Let $A,B$ be two $\Bbb Q$-algebras. Assume that $A \otimes_{\Bbb Q} \Bbb C \cong B \otimes_{\Bbb Q} \Bbb C$ as $\Bbb C$-algebras. Does it follows that $A \otimes_{\Bbb Q} \overline{\Bbb Q} \cong B \otimes_{\Bbb Q} \overline{\Bbb Q}$ as $\overline{\Bbb Q}$-algebras ?
Here $\overline{\Bbb Q}$ is an algebraic closure of $\Bbb Q$. (Clearly the converse holds, since $- \otimes_{\overline{\Bbb Q}} \Bbb C$ is a functor, so it preserves isomorphisms).
My feeling is that this is true if $A,B$ are finitely generated as $\Bbb Q$-algebras. We could even replace $\Bbb Q$ by any (perfect) field $k$ and considering two algebraically closed fields $K \subset K'$ containing $k$. We would have $A = k[X_1,...,X_r]/I,B=k[X_1,...,X_s]/J$ with a $K'$-algebras isomorphism $\phi : K'[X_1,...,X_r]/I^e \to K'[X_1,...,X_s]/J^e$ ($(\cdot)^e$ denotes the extension of ideals). Then I would like that $\phi$ is actually defined over a finite extension $L \supset k$, so in particular $L \subset K$ and $\phi$ is defined over $K$ and provides an isomorphism $A \otimes_k K \cong B \otimes_k K$ of $K$-algebras.

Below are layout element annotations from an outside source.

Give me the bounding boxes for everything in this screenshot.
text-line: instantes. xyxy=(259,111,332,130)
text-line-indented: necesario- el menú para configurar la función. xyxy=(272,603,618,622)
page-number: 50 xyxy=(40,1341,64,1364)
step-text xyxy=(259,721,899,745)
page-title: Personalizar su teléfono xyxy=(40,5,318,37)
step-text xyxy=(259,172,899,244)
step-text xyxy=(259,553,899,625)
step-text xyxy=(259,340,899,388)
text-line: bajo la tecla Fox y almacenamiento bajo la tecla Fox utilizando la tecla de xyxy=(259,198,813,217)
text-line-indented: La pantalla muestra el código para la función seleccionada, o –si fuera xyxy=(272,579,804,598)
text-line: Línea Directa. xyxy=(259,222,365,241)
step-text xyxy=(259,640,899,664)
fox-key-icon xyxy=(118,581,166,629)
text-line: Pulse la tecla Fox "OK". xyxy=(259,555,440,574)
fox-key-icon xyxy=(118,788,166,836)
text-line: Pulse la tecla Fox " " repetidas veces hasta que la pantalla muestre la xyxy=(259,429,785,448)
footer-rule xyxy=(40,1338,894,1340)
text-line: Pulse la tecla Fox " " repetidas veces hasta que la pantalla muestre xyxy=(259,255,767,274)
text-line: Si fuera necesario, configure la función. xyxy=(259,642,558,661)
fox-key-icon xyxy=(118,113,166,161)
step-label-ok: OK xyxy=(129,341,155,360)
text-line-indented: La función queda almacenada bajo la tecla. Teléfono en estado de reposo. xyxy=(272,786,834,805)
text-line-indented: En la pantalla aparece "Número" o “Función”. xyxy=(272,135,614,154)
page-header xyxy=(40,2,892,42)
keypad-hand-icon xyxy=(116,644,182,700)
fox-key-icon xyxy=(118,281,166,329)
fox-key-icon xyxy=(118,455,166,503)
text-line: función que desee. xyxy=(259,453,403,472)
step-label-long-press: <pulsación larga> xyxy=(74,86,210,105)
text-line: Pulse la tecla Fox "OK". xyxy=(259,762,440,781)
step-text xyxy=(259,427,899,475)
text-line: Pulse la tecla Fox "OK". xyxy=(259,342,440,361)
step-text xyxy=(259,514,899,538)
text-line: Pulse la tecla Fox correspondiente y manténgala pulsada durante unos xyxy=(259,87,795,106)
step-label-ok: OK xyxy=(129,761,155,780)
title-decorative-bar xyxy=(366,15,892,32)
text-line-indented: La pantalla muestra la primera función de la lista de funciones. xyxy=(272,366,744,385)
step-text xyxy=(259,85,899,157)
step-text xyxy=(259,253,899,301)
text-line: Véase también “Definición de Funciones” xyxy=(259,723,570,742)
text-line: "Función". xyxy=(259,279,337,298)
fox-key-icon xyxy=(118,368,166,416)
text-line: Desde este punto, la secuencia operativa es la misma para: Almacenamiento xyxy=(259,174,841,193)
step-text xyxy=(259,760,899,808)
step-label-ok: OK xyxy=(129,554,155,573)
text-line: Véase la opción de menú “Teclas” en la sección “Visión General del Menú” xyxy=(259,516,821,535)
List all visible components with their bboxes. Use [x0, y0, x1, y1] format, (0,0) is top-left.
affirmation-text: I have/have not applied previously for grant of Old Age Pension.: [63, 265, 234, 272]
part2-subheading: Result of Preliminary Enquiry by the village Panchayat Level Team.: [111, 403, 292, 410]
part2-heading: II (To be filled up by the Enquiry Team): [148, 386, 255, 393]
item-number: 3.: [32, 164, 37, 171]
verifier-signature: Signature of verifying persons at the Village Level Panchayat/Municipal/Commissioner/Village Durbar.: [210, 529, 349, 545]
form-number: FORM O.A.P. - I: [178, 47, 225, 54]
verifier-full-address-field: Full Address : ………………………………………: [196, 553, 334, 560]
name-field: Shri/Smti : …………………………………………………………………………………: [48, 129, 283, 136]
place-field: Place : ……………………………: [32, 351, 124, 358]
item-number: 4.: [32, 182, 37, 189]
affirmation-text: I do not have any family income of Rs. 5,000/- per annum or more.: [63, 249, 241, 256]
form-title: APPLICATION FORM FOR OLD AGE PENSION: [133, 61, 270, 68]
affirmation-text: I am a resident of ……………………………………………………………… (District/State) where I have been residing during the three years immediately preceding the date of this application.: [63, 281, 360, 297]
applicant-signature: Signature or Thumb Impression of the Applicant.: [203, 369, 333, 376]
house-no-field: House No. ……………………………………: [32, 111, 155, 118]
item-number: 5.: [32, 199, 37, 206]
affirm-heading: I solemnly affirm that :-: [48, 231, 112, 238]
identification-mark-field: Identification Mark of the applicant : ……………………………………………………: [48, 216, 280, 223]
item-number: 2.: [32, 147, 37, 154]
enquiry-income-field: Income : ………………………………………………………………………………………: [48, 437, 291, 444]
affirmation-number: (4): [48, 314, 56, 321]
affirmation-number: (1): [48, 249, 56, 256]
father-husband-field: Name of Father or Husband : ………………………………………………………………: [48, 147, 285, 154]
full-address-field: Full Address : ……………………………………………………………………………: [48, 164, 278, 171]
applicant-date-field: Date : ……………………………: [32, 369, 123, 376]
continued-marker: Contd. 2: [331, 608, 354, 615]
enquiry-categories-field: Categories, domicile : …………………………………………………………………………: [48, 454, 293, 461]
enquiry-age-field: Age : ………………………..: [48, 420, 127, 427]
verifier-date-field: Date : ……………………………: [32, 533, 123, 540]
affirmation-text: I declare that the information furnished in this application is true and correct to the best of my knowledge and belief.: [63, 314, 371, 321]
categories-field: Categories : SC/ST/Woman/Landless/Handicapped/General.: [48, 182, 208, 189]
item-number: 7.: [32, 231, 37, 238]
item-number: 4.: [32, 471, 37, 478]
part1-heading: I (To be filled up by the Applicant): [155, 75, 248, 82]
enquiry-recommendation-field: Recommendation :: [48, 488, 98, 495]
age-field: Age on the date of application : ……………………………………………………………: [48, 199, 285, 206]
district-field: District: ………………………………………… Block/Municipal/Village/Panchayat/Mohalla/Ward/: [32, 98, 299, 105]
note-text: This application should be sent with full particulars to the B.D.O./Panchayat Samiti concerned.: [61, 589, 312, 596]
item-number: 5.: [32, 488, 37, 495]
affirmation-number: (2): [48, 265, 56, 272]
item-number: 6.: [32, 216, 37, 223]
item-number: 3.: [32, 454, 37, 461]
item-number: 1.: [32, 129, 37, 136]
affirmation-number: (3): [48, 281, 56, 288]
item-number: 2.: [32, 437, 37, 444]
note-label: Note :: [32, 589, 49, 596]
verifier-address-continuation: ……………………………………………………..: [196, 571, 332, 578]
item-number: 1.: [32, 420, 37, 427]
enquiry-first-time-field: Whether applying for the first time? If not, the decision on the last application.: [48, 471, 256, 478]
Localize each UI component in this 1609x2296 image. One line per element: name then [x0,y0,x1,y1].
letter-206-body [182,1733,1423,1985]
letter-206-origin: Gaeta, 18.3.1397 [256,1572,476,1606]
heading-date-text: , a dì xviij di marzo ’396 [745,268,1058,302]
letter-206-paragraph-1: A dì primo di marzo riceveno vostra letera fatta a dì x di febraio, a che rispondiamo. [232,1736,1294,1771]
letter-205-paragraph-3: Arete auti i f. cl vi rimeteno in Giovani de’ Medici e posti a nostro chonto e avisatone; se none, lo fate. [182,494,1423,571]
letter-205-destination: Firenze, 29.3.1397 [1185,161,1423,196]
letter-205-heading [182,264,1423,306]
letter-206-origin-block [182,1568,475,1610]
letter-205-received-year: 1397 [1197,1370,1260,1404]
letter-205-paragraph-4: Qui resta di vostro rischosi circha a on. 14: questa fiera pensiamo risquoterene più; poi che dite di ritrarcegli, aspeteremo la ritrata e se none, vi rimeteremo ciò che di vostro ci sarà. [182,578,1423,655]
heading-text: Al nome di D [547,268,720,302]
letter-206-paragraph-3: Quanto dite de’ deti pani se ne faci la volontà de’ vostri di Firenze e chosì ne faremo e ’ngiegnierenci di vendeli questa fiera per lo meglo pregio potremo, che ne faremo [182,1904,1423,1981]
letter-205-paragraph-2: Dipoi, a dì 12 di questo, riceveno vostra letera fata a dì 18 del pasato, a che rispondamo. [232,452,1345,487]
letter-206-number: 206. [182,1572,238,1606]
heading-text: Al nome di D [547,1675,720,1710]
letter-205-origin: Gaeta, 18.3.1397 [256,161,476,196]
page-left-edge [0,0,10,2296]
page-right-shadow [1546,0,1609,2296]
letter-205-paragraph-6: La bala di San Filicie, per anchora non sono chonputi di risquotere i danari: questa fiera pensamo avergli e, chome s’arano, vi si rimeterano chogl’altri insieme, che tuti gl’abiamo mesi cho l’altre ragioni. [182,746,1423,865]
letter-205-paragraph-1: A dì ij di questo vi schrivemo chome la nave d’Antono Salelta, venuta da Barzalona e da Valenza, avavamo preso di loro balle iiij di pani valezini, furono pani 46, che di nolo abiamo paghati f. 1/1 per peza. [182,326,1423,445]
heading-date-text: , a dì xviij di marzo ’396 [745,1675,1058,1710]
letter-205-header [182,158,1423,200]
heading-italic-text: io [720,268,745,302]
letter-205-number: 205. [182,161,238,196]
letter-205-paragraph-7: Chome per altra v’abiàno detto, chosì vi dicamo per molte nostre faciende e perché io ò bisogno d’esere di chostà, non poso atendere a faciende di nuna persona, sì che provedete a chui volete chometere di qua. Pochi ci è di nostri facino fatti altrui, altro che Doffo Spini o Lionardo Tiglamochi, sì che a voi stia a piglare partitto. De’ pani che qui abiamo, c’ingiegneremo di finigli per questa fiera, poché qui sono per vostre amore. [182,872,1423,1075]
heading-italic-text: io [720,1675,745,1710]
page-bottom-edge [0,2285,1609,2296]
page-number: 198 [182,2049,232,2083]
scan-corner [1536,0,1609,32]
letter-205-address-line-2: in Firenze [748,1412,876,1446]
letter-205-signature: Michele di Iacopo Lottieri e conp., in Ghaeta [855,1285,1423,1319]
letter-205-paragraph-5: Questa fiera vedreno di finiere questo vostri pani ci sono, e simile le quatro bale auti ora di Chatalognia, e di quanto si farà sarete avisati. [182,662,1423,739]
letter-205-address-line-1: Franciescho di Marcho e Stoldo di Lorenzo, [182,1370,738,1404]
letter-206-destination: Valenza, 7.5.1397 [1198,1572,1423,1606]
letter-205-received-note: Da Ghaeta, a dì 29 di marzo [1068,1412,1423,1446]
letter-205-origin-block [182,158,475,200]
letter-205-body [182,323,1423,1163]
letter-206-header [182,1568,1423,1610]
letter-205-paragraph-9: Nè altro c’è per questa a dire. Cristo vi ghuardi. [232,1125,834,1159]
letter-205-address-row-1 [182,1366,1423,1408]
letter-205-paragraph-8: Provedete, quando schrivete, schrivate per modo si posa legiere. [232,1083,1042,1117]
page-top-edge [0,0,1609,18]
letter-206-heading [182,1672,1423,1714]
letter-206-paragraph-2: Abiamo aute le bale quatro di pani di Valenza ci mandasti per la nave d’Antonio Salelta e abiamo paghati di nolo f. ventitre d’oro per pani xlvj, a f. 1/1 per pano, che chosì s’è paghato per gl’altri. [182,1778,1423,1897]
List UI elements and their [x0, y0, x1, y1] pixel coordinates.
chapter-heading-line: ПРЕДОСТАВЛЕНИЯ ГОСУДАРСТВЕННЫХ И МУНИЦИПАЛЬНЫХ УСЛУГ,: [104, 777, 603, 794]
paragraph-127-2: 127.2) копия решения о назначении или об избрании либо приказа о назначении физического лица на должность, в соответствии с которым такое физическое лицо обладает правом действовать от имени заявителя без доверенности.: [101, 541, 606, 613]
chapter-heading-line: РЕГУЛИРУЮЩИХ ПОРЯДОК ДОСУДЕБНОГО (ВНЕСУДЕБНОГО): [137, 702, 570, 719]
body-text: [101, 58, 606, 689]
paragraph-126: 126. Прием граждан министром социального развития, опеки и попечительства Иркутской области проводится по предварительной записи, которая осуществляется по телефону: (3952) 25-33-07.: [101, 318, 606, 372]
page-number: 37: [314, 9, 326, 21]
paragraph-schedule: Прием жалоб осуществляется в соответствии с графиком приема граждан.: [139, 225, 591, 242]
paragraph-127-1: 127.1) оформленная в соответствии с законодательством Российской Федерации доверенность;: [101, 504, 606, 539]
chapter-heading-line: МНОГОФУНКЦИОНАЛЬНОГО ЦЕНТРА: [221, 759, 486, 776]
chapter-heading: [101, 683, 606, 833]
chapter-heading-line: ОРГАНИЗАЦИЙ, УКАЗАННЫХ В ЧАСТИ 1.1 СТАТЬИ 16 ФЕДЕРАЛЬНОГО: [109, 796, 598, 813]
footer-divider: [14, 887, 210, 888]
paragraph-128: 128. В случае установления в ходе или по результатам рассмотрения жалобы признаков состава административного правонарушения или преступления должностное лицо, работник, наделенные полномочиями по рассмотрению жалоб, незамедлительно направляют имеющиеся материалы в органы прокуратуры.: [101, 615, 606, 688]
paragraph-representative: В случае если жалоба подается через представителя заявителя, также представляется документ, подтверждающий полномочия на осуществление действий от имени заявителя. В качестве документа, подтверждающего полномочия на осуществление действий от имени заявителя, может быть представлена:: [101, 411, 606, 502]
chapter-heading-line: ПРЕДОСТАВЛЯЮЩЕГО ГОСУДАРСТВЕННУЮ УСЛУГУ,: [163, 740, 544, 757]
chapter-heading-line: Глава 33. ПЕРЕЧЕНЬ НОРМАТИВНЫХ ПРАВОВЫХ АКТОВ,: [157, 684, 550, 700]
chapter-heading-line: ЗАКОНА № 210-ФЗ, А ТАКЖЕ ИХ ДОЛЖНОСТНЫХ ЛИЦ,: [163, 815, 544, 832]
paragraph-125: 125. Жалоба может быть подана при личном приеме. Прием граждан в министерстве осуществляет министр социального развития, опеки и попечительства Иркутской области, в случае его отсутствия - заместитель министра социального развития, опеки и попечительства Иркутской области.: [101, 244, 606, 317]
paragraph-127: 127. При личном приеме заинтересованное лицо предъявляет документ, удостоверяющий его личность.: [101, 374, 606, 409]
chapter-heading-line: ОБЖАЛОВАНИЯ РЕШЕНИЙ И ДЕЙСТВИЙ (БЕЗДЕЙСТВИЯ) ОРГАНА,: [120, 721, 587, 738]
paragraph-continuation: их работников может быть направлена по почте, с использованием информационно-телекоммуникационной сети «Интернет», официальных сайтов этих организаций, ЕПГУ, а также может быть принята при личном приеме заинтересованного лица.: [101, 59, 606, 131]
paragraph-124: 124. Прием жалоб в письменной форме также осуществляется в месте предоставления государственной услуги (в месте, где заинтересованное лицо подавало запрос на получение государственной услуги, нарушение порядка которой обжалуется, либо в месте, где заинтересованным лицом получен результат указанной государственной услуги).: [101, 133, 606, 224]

Looking at this question, I think that this is true if we replace algebras by modules.
This is wrong in larger generality. For instance, let $A = \Bbb Q[x,y] / (y^2-x^2) \cong \Bbb Q \times \Bbb Q$ and $B=\Bbb Q[x,y] / (y^2-2x^2)$. Then $A \otimes_{\Bbb Q} \Bbb Q(\sqrt 2) \cong B \otimes_{\Bbb Q} \Bbb Q(\sqrt 2) \cong \Bbb Q(\sqrt 2) \times \Bbb Q(\sqrt 2)$ as $\Bbb Q(\sqrt 2)$-algebras, but $A \not\cong B$ as $\Bbb Q$-algebras (not even as rings, since $B$ is a domain but not $A$). So we need to make base extensions by algebraically closed fields.